Lorsque la rupture anticipée des contrats à durée déterminée, qui ne reposait sur aucun des motifs prévus par le Code du travail, fait suite à l'action en justice de chacun des salariés pour obtenir la requalification de la relation de travail en contrat à durée indéterminée, il appartient à l'employeur d'établir que sa décision était justifiée par des éléments étrangers à toute volonté de sanctionner l'exercice, par les salariés, de leur droit d'agir en justice ; à défaut la rupture est nulle comme contraire à la liberté fondamentale d'agir en justice. Telle est la solution retenue par la Chambre sociale de la Cour de cassation dans un arrêt du 6 février 2013 (Cass. soc., 6 février 2013, n° 11-11.740, FP-P+B+R
N° Lexbase : A6281I7R).
Dans cette affaire, plusieurs salariés, engagés depuis plusieurs années dans le cadre d'une succession de contrats à durée déterminée, ont saisi la juridiction prud'homale, le 18 juin 2009, pour voir prononcer la requalification de la relation de travail en contrat à durée indéterminée. Le 26 juin 2009, sur leur lieu de travail, un huissier a signifié à ces salariés la rupture anticipée de leur contrat pour le motif suivant : "

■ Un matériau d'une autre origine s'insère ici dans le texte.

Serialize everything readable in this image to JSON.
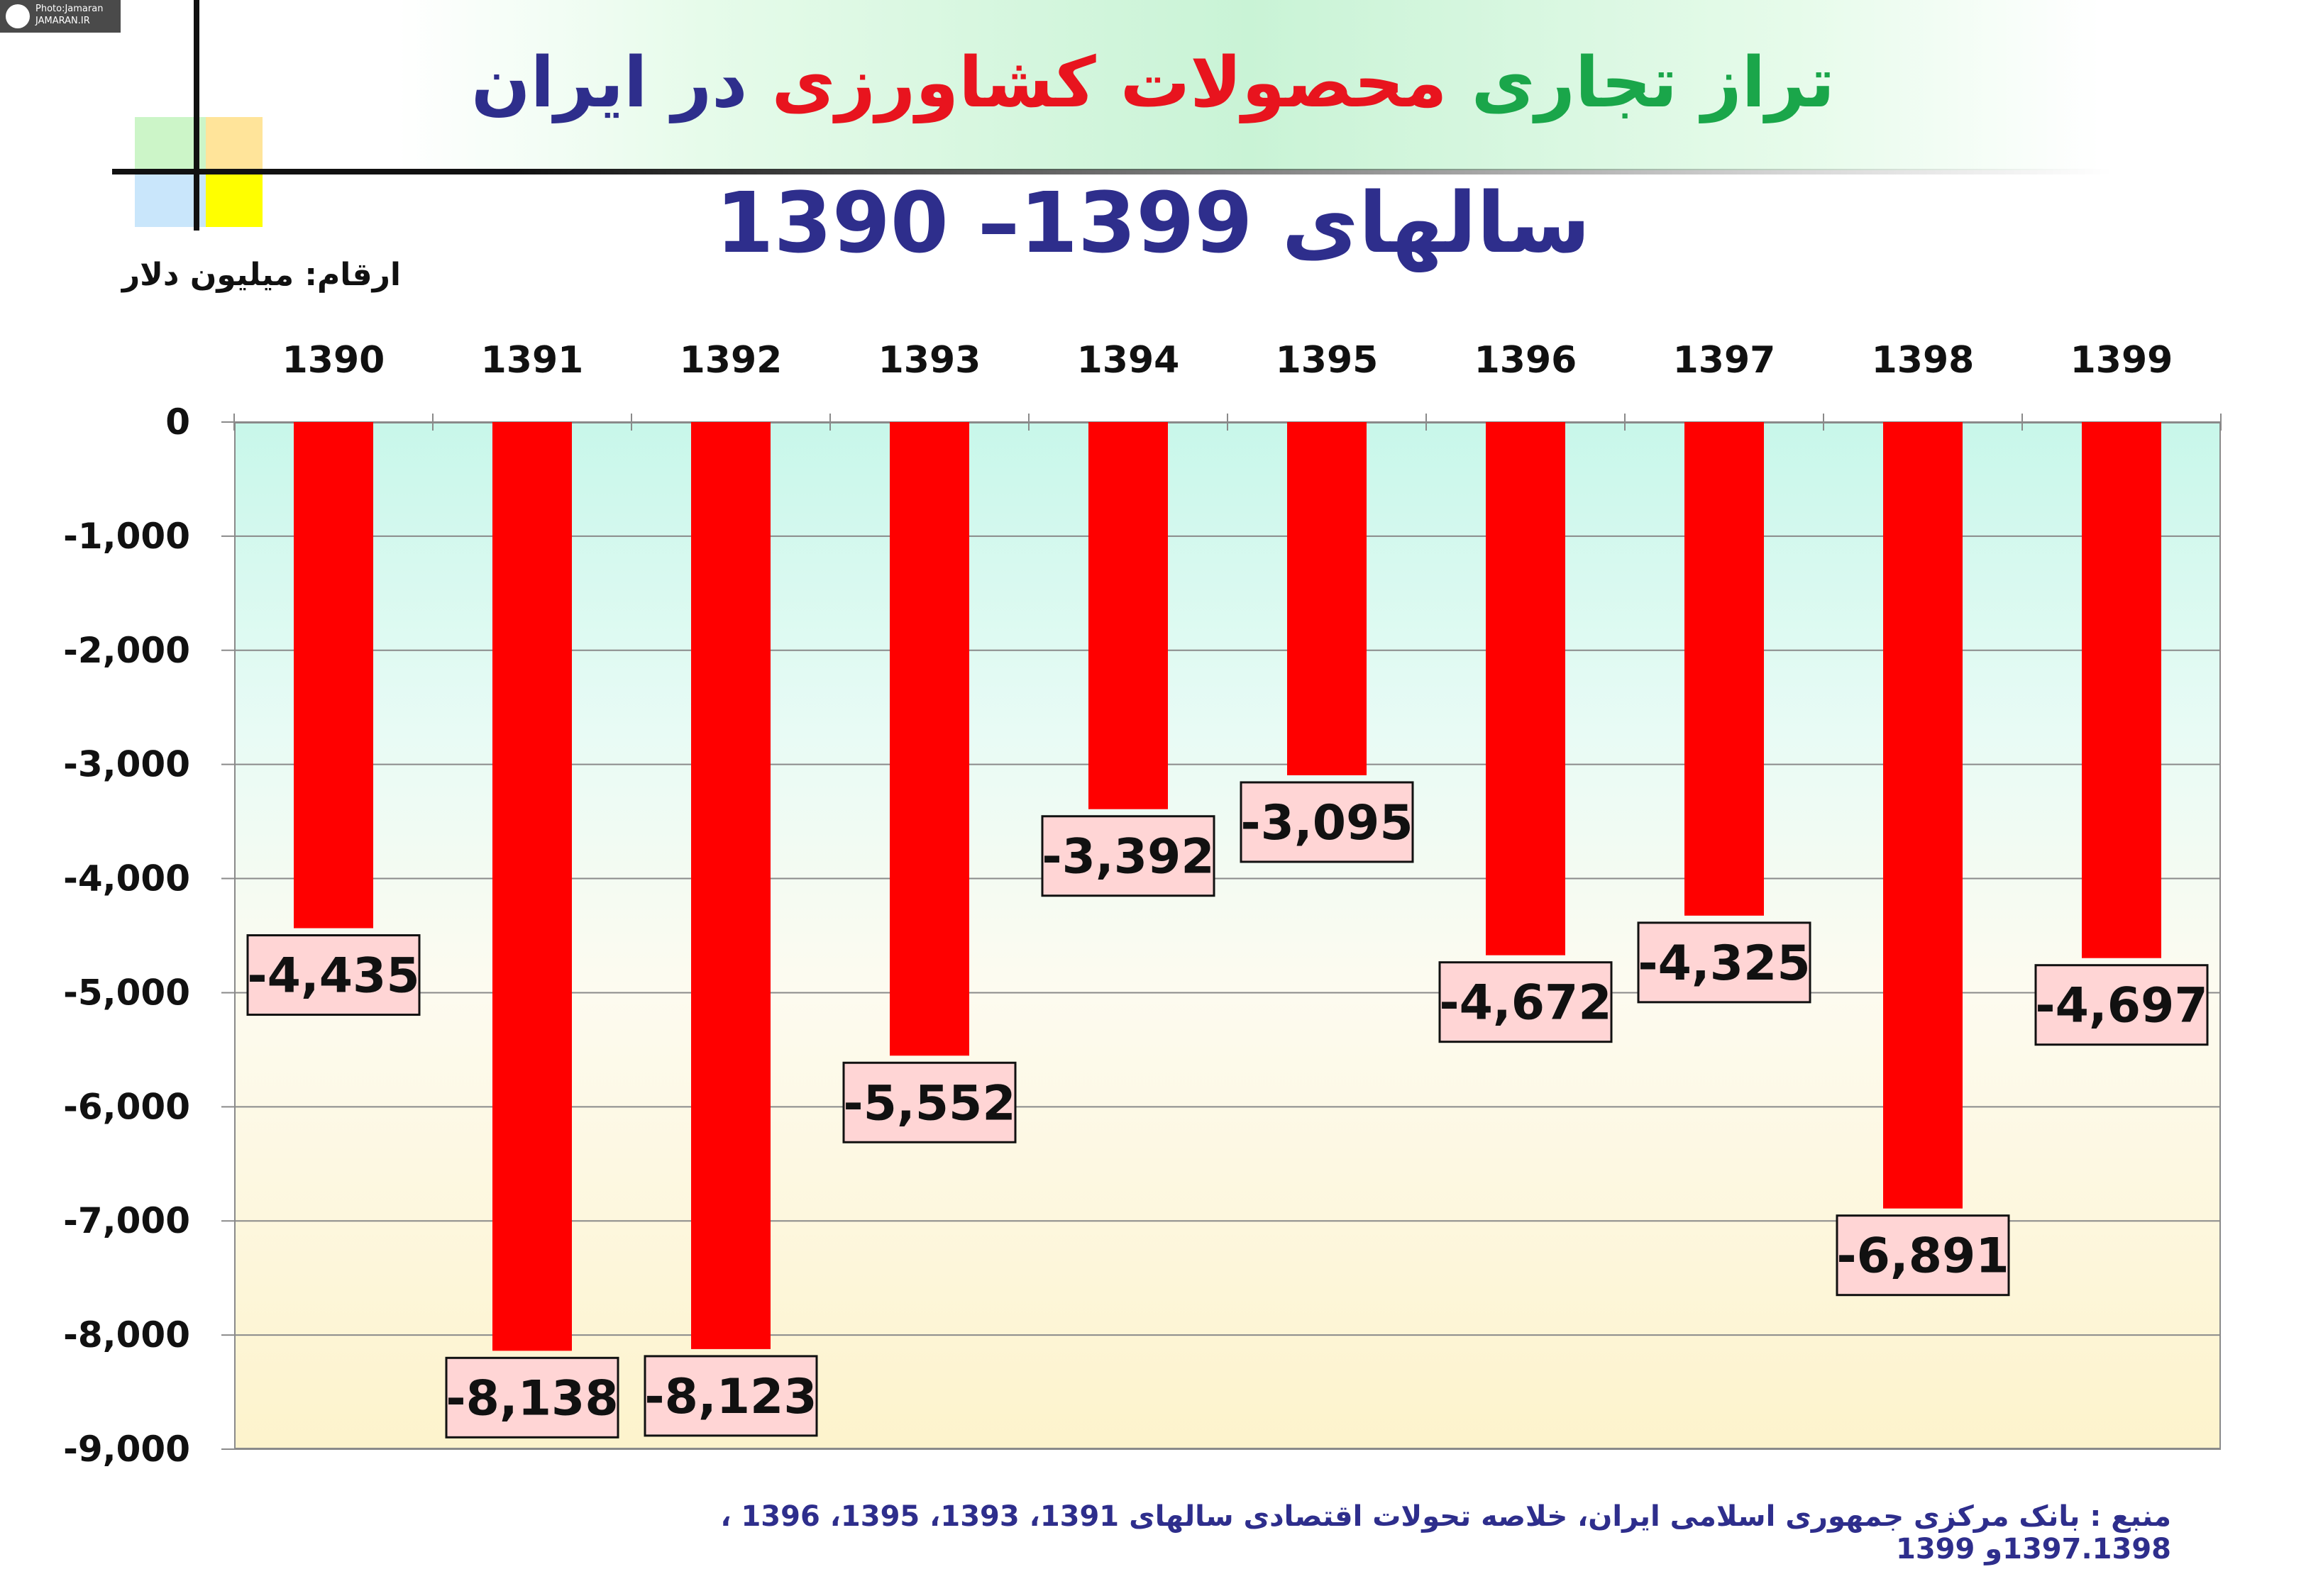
{
  "watermark": {
    "line1": "Photo:Jamaran",
    "line2": "JAMARAN.IR"
  },
  "title": {
    "part1": "تراز تجاری ",
    "part2": "محصولات کشاورزی",
    "part3": " در ایران",
    "part1_color": "#1aa64a",
    "part2_color": "#e8141e",
    "part3_color": "#2e2e8c"
  },
  "subtitle": "سالهای 1399–  1390",
  "unit_label": "ارقام: میلیون دلار",
  "source": "منبع : بانک مرکزی جمهوری اسلامی ایران، خلاصه تحولات اقتصادی سالهای 1391، 1393، 1395، 1396 ، 1397.1398و 1399",
  "colors": {
    "bar": "#ff0000",
    "label_box": "#ffd5d5",
    "grid": "#8a8a8a"
  },
  "chart_data": {
    "type": "bar",
    "categories": [
      "1390",
      "1391",
      "1392",
      "1393",
      "1394",
      "1395",
      "1396",
      "1397",
      "1398",
      "1399"
    ],
    "values": [
      -4435,
      -8138,
      -8123,
      -5552,
      -3392,
      -3095,
      -4672,
      -4325,
      -6891,
      -4697
    ],
    "data_labels": [
      "-4,435",
      "-8,138",
      "-8,123",
      "-5,552",
      "-3,392",
      "-3,095",
      "-4,672",
      "-4,325",
      "-6,891",
      "-4,697"
    ],
    "ylim": [
      -9000,
      0
    ],
    "yticks": [
      0,
      -1000,
      -2000,
      -3000,
      -4000,
      -5000,
      -6000,
      -7000,
      -8000,
      -9000
    ],
    "ytick_labels": [
      "0",
      "-1,000",
      "-2,000",
      "-3,000",
      "-4,000",
      "-5,000",
      "-6,000",
      "-7,000",
      "-8,000",
      "-9,000"
    ],
    "category_axis_position": "top",
    "grid": true,
    "legend": false
  }
}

surestimation de l'augmentation des flux d'appels clients due à une baisse plus importante que prévue du taux de réitération clients". Estimant que cette rupture intervenait en réaction à leur action en justice, les salariés ont saisi en référé la juridiction prud'homale pour faire cesser le trouble manifestement illicite et voir ordonner leur réintégration. Pour rejeter leur demande, l'arrêt de la cour d'appel (v. not., CA Nîmes, ch. soc., 7 décembre 2010, n° 10/02275
N° Lexbase : A0750GPH) énonce que si une atteinte à la liberté fondamentale d'agir en justice peut être alléguée, c'est à la condition pour les salariés de rapporter concrètement la preuve que la rupture du contrat de travail était en réalité une mesure de rétorsion de la part de l'employeur découlant de la seule saisine de la juridiction et que la preuve du lien de causalité entre la rupture et l'action en requalification ne peut résulter des seules modalités des démarches mises en oeuvre par l'employeur ou d'une décision de rupture anticipée du contrat à durée déterminée. Après avoir rappelé qu'il résulte de l'article R. 1455-6 du Code du travail (
N° Lexbase : L0819IAL) que le juge des référés peut, même en l'absence de disposition l'y autorisant, ordonner la poursuite des relations contractuelles en cas de violation d'une liberté fondamentale par l'employeur, la Haute juridiction infirme l'arrêt pour une violation des articles L. 1121-1 (
N° Lexbase : L0670H9P), L. 1243-1 (
N° Lexbase : L2987IQP), R. 1455-6 du Code du travail, ensemble les articles 1315 du Code civil (
N° Lexbase : L1426ABG) et 6 §1 de la Convention de sauvegarde des droits de l'Homme et des libertés fondamentales (
N° Lexbase : L7558AIR) (sur les autres cas de rupture anticipée abusifs du CDD, cf. l’Ouvrage "Droit du travail" N° Lexbase : E7865ES4).